Textile : le pari culturel et industriel du Gabon

Libreville, Lundi 18 Mai 2026 (Infos Gabon) – Le Gabon veut transformer un symbole identitaire en moteur économique. Deux semaines après l’entrée en vigueur de l’obligation du port de la tenue africaine chaque vendredi dans l’administration publique, le débat dépasse désormais le simple cadre vestimentaire.

À Libreville, l’idée d’une relance de l’industrie textile nationale s’impose progressivement comme l’un des prolongements stratégiques de cette réforme culturelle portée par le président Brice Clotaire Oligui Nguema.

Lors de la cérémonie solennelle de descente des couleurs organisée vendredi à l’aéroport international Léon Mba, à l’occasion du retour du chef de l’État après sa tournée diplomatique africaine, le ministre du Rayonnement culturel, Paul Ulrich Kessany, a publiquement évoqué la perspective de créer une unité industrielle de production textile inspirée de l’ancienne SOTÉGA, autrefois fleuron du textile gabonais. Une déclaration loin d’être anodine dans un contexte où les autorités cherchent à faire de la souveraineté économique un axe central de leur politique publique.

Derrière le port obligatoire de la tenue africaine chaque vendredi, consacré par le décret n°0215/PR adopté en Conseil des ministres, le gouvernement affiche une ambition plus large. Celle de réhabiliter l’identité culturelle nationale tout en stimulant une filière industrielle quasiment disparue. Pour les autorités, il ne s’agit plus seulement d’encourager une esthétique vestimentaire africaine, mais de créer une véritable chaîne de valeur locale capable de générer emplois, savoir-faire et production nationale.

Le souvenir de la SOTÉGA reste encore profondément ancré dans l’histoire industrielle gabonaise. Pendant des années, cette usine symbolisait une capacité de transformation locale aujourd’hui largement affaiblie. Sa disparition avait laissé un vide économique et social important. En remettant la question textile au cœur du débat national, le pouvoir entend désormais reconnecter culture, industrie et emploi des jeunes.

Cette orientation intervient dans un climat continental marqué par le retour des politiques de souveraineté économique et de valorisation des productions locales.
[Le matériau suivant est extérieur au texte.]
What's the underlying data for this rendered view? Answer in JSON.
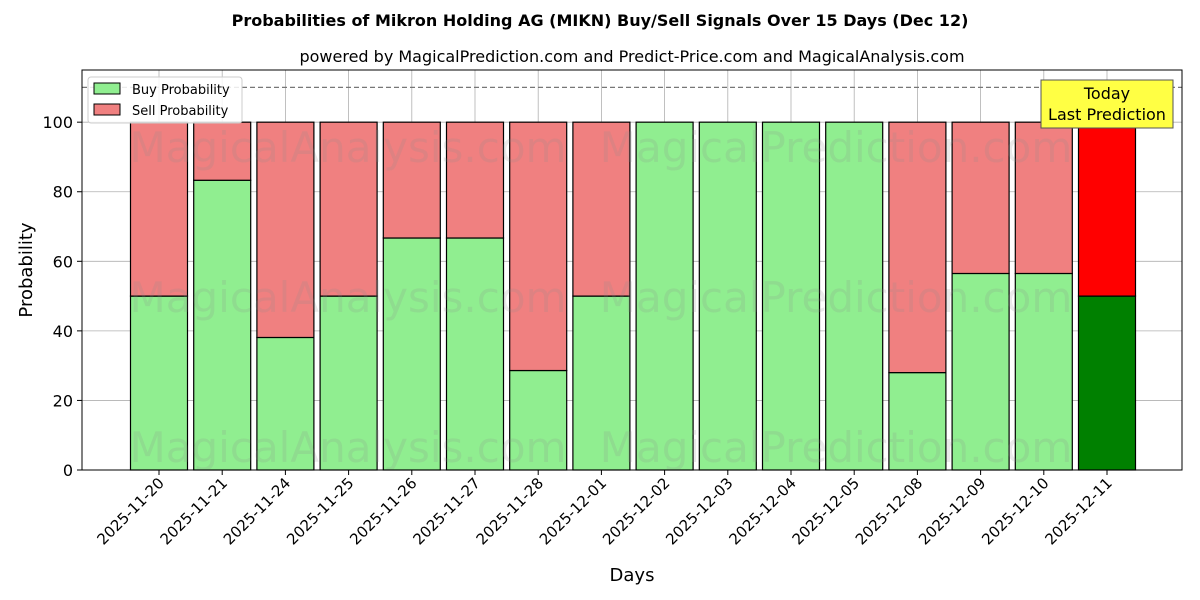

Partout en Afrique, plusieurs États tentent de réduire leur dépendance aux importations textiles asiatiques et de reconstruire des capacités industrielles nationales. Le Gabon semble vouloir s’inscrire dans cette dynamique.

Au-delà de la symbolique politique, le véritable défi sera toutefois industriel. Relancer une filière textile suppose des investissements lourds, des infrastructures adaptées, une formation technique spécialisée et surtout une stratégie commerciale capable de rendre compétitive une production locale face aux marchés internationaux. Mais pour Libreville, l’enjeu dépasse désormais la seule rentabilité économique. Il s’agit aussi de reconstruire une identité productive nationale.

En imposant la tenue africaine dans l’administration tout en ouvrant le débat sur une renaissance industrielle du textile, le Gabon tente ainsi de convertir un marqueur culturel en levier de transformation économique. Une stratégie où le vêtement devient à la fois instrument de souveraineté, outil de cohésion sociale et potentiel moteur industriel.